Flying foxes and Hendra virus

Hendra virus detected in Mackay

A confirmed case of Hendra virus has been detected in the Mackay area on 8 July 2022.

This is Queensland's first case of Hendra virus since 2017.

Contact your veterinarian immediately if you suspect your animal may have Hendra virus infection. Veterinarians that suspect Hendra virus infection in a patient should follow standard procedures to investigate the situation.

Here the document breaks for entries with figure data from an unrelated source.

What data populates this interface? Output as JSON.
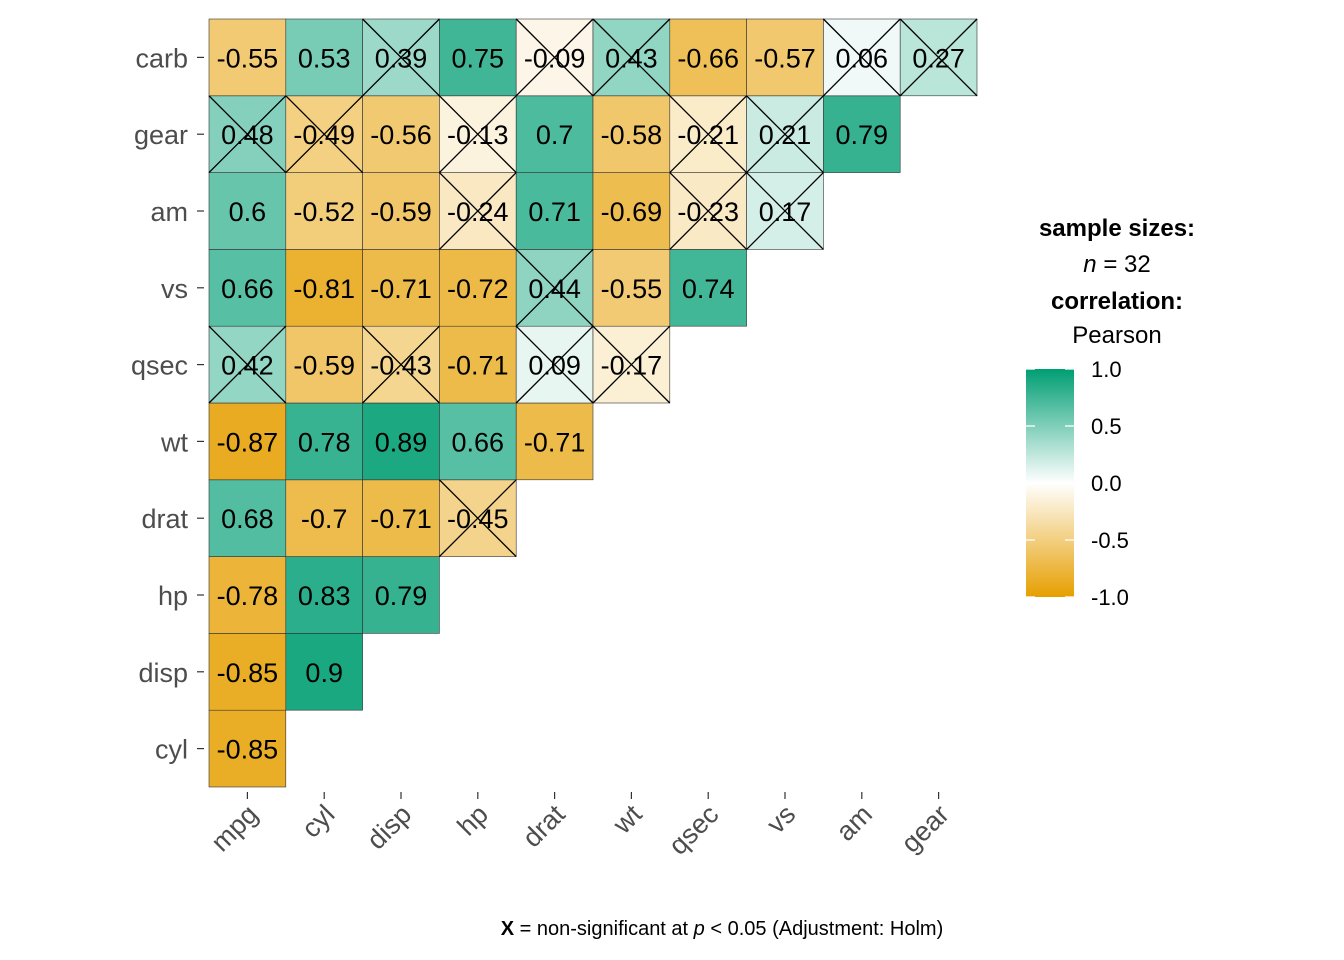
{
  "chart_data": {
    "type": "heatmap",
    "title": "",
    "xlabel": "",
    "ylabel": "",
    "x_categories": [
      "mpg",
      "cyl",
      "disp",
      "hp",
      "drat",
      "wt",
      "qsec",
      "vs",
      "am",
      "gear"
    ],
    "y_categories": [
      "cyl",
      "disp",
      "hp",
      "drat",
      "wt",
      "qsec",
      "vs",
      "am",
      "gear",
      "carb"
    ],
    "cells": [
      {
        "x": "mpg",
        "y": "cyl",
        "value": -0.85,
        "label": "-0.85",
        "nonsig": false
      },
      {
        "x": "mpg",
        "y": "disp",
        "value": -0.85,
        "label": "-0.85",
        "nonsig": false
      },
      {
        "x": "mpg",
        "y": "hp",
        "value": -0.78,
        "label": "-0.78",
        "nonsig": false
      },
      {
        "x": "mpg",
        "y": "drat",
        "value": 0.68,
        "label": "0.68",
        "nonsig": false
      },
      {
        "x": "mpg",
        "y": "wt",
        "value": -0.87,
        "label": "-0.87",
        "nonsig": false
      },
      {
        "x": "mpg",
        "y": "qsec",
        "value": 0.42,
        "label": "0.42",
        "nonsig": true
      },
      {
        "x": "mpg",
        "y": "vs",
        "value": 0.66,
        "label": "0.66",
        "nonsig": false
      },
      {
        "x": "mpg",
        "y": "am",
        "value": 0.6,
        "label": "0.6",
        "nonsig": false
      },
      {
        "x": "mpg",
        "y": "gear",
        "value": 0.48,
        "label": "0.48",
        "nonsig": true
      },
      {
        "x": "mpg",
        "y": "carb",
        "value": -0.55,
        "label": "-0.55",
        "nonsig": false
      },
      {
        "x": "cyl",
        "y": "disp",
        "value": 0.9,
        "label": "0.9",
        "nonsig": false
      },
      {
        "x": "cyl",
        "y": "hp",
        "value": 0.83,
        "label": "0.83",
        "nonsig": false
      },
      {
        "x": "cyl",
        "y": "drat",
        "value": -0.7,
        "label": "-0.7",
        "nonsig": false
      },
      {
        "x": "cyl",
        "y": "wt",
        "value": 0.78,
        "label": "0.78",
        "nonsig": false
      },
      {
        "x": "cyl",
        "y": "qsec",
        "value": -0.59,
        "label": "-0.59",
        "nonsig": false
      },
      {
        "x": "cyl",
        "y": "vs",
        "value": -0.81,
        "label": "-0.81",
        "nonsig": false
      },
      {
        "x": "cyl",
        "y": "am",
        "value": -0.52,
        "label": "-0.52",
        "nonsig": false
      },
      {
        "x": "cyl",
        "y": "gear",
        "value": -0.49,
        "label": "-0.49",
        "nonsig": true
      },
      {
        "x": "cyl",
        "y": "carb",
        "value": 0.53,
        "label": "0.53",
        "nonsig": false
      },
      {
        "x": "disp",
        "y": "hp",
        "value": 0.79,
        "label": "0.79",
        "nonsig": false
      },
      {
        "x": "disp",
        "y": "drat",
        "value": -0.71,
        "label": "-0.71",
        "nonsig": false
      },
      {
        "x": "disp",
        "y": "wt",
        "value": 0.89,
        "label": "0.89",
        "nonsig": false
      },
      {
        "x": "disp",
        "y": "qsec",
        "value": -0.43,
        "label": "-0.43",
        "nonsig": true
      },
      {
        "x": "disp",
        "y": "vs",
        "value": -0.71,
        "label": "-0.71",
        "nonsig": false
      },
      {
        "x": "disp",
        "y": "am",
        "value": -0.59,
        "label": "-0.59",
        "nonsig": false
      },
      {
        "x": "disp",
        "y": "gear",
        "value": -0.56,
        "label": "-0.56",
        "nonsig": false
      },
      {
        "x": "disp",
        "y": "carb",
        "value": 0.39,
        "label": "0.39",
        "nonsig": true
      },
      {
        "x": "hp",
        "y": "drat",
        "value": -0.45,
        "label": "-0.45",
        "nonsig": true
      },
      {
        "x": "hp",
        "y": "wt",
        "value": 0.66,
        "label": "0.66",
        "nonsig": false
      },
      {
        "x": "hp",
        "y": "qsec",
        "value": -0.71,
        "label": "-0.71",
        "nonsig": false
      },
      {
        "x": "hp",
        "y": "vs",
        "value": -0.72,
        "label": "-0.72",
        "nonsig": false
      },
      {
        "x": "hp",
        "y": "am",
        "value": -0.24,
        "label": "-0.24",
        "nonsig": true
      },
      {
        "x": "hp",
        "y": "gear",
        "value": -0.13,
        "label": "-0.13",
        "nonsig": true
      },
      {
        "x": "hp",
        "y": "carb",
        "value": 0.75,
        "label": "0.75",
        "nonsig": false
      },
      {
        "x": "drat",
        "y": "wt",
        "value": -0.71,
        "label": "-0.71",
        "nonsig": false
      },
      {
        "x": "drat",
        "y": "qsec",
        "value": 0.09,
        "label": "0.09",
        "nonsig": true
      },
      {
        "x": "drat",
        "y": "vs",
        "value": 0.44,
        "label": "0.44",
        "nonsig": true
      },
      {
        "x": "drat",
        "y": "am",
        "value": 0.71,
        "label": "0.71",
        "nonsig": false
      },
      {
        "x": "drat",
        "y": "gear",
        "value": 0.7,
        "label": "0.7",
        "nonsig": false
      },
      {
        "x": "drat",
        "y": "carb",
        "value": -0.09,
        "label": "-0.09",
        "nonsig": true
      },
      {
        "x": "wt",
        "y": "qsec",
        "value": -0.17,
        "label": "-0.17",
        "nonsig": true
      },
      {
        "x": "wt",
        "y": "vs",
        "value": -0.55,
        "label": "-0.55",
        "nonsig": false
      },
      {
        "x": "wt",
        "y": "am",
        "value": -0.69,
        "label": "-0.69",
        "nonsig": false
      },
      {
        "x": "wt",
        "y": "gear",
        "value": -0.58,
        "label": "-0.58",
        "nonsig": false
      },
      {
        "x": "wt",
        "y": "carb",
        "value": 0.43,
        "label": "0.43",
        "nonsig": true
      },
      {
        "x": "qsec",
        "y": "vs",
        "value": 0.74,
        "label": "0.74",
        "nonsig": false
      },
      {
        "x": "qsec",
        "y": "am",
        "value": -0.23,
        "label": "-0.23",
        "nonsig": true
      },
      {
        "x": "qsec",
        "y": "gear",
        "value": -0.21,
        "label": "-0.21",
        "nonsig": true
      },
      {
        "x": "qsec",
        "y": "carb",
        "value": -0.66,
        "label": "-0.66",
        "nonsig": false
      },
      {
        "x": "vs",
        "y": "am",
        "value": 0.17,
        "label": "0.17",
        "nonsig": true
      },
      {
        "x": "vs",
        "y": "gear",
        "value": 0.21,
        "label": "0.21",
        "nonsig": true
      },
      {
        "x": "vs",
        "y": "carb",
        "value": -0.57,
        "label": "-0.57",
        "nonsig": false
      },
      {
        "x": "am",
        "y": "gear",
        "value": 0.79,
        "label": "0.79",
        "nonsig": false
      },
      {
        "x": "am",
        "y": "carb",
        "value": 0.06,
        "label": "0.06",
        "nonsig": true
      },
      {
        "x": "gear",
        "y": "carb",
        "value": 0.27,
        "label": "0.27",
        "nonsig": true
      }
    ],
    "color_scale": {
      "low": "#E69F00",
      "mid": "#FFFFFF",
      "high": "#009E73",
      "limits": [
        -1.0,
        1.0
      ],
      "ticks": [
        "1.0",
        "0.5",
        "0.0",
        "-0.5",
        "-1.0"
      ]
    },
    "legend": {
      "position": "right",
      "line1_bold": "sample sizes:",
      "line2_italic": "n",
      "line2_rest": " = 32",
      "line3_bold": "correlation:",
      "line4": "Pearson"
    },
    "caption": {
      "bold": "X",
      "part1": " = non-significant at ",
      "italic": "p",
      "part2": " < 0.05 (Adjustment: Holm)"
    },
    "grid": false
  }
}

All 4 of Australia's flying fox species are present in Queensland:

  • grey-headed (Pteropus poliocephalus)
  • black (P. alecto)
  • little red (P. scapulatus)
  • spectacled (P. conspicillatus).

Flying foxes are a natural reservoir for Hendra virus, although they do not show any signs of illness when infected. There is no evidence that other animals may act as a natural reservoir for Hendra virus.

Infection is periodically present in flying fox populations across Australia.

The virus has been detected in the blood, urine, faeces, placental material, aborted foetuses and birthing fluids of flying foxes.

Control of flying foxes

Although Hendra virus infection occurs naturally in flying foxes, culling of specific colonies is not an effective Hendra virus risk management strategy, because flying foxes continually move from one colony to another. Some individuals in any colony may only stay a day or two, while others may stay a week or two and some may stay a month or more.

Flying foxes are protected species. They are critical to our environment because they pollinate our native trees and spread seeds. Without flying foxes, we wouldn't have our eucalypt forests, rainforests and melaleucas.

There are circumstances when flying fox roost management may be appropriate. Depending on a range of factors, the management may involve low impact activities or more significant activities. Find out more about authorised flying-fox roost management.

There are also more effective ways to reduce the risk of spreading Hendra virus infection.

Flying foxes and trees

Flying foxes are attracted to a broad range of flowering and fruiting trees and vegetation as food sources. They prefer the nectar and pollen from trees and shrubs including eucalyptus, melaleucas and banksias.

Some examples of the trees and vegetation on Queensland properties where Hendra virus infection in horses has occurred are:

  • a range of fig trees (including the Moreton Bay fig tree)
  • melaleucas (including paperbarks)
  • eucalypts
  • bottlebrushes
  • mandarin trees
  • climbing asparagus vine
  • Cocos palm
  • white cedar trees.

Other trees and shrubs that may attract flying foxes include flowering or fruiting trees with soft fruits and stone fruits (e.g. mangoes and papaws), palms, lilly pillies and grevilleas.

Note: This is not an exhaustive list of trees/shrubs that attract flying foxes. This will vary by geographical area. You should identify the plants on your property that attract flying foxes to help you manage the risk of Hendra virus.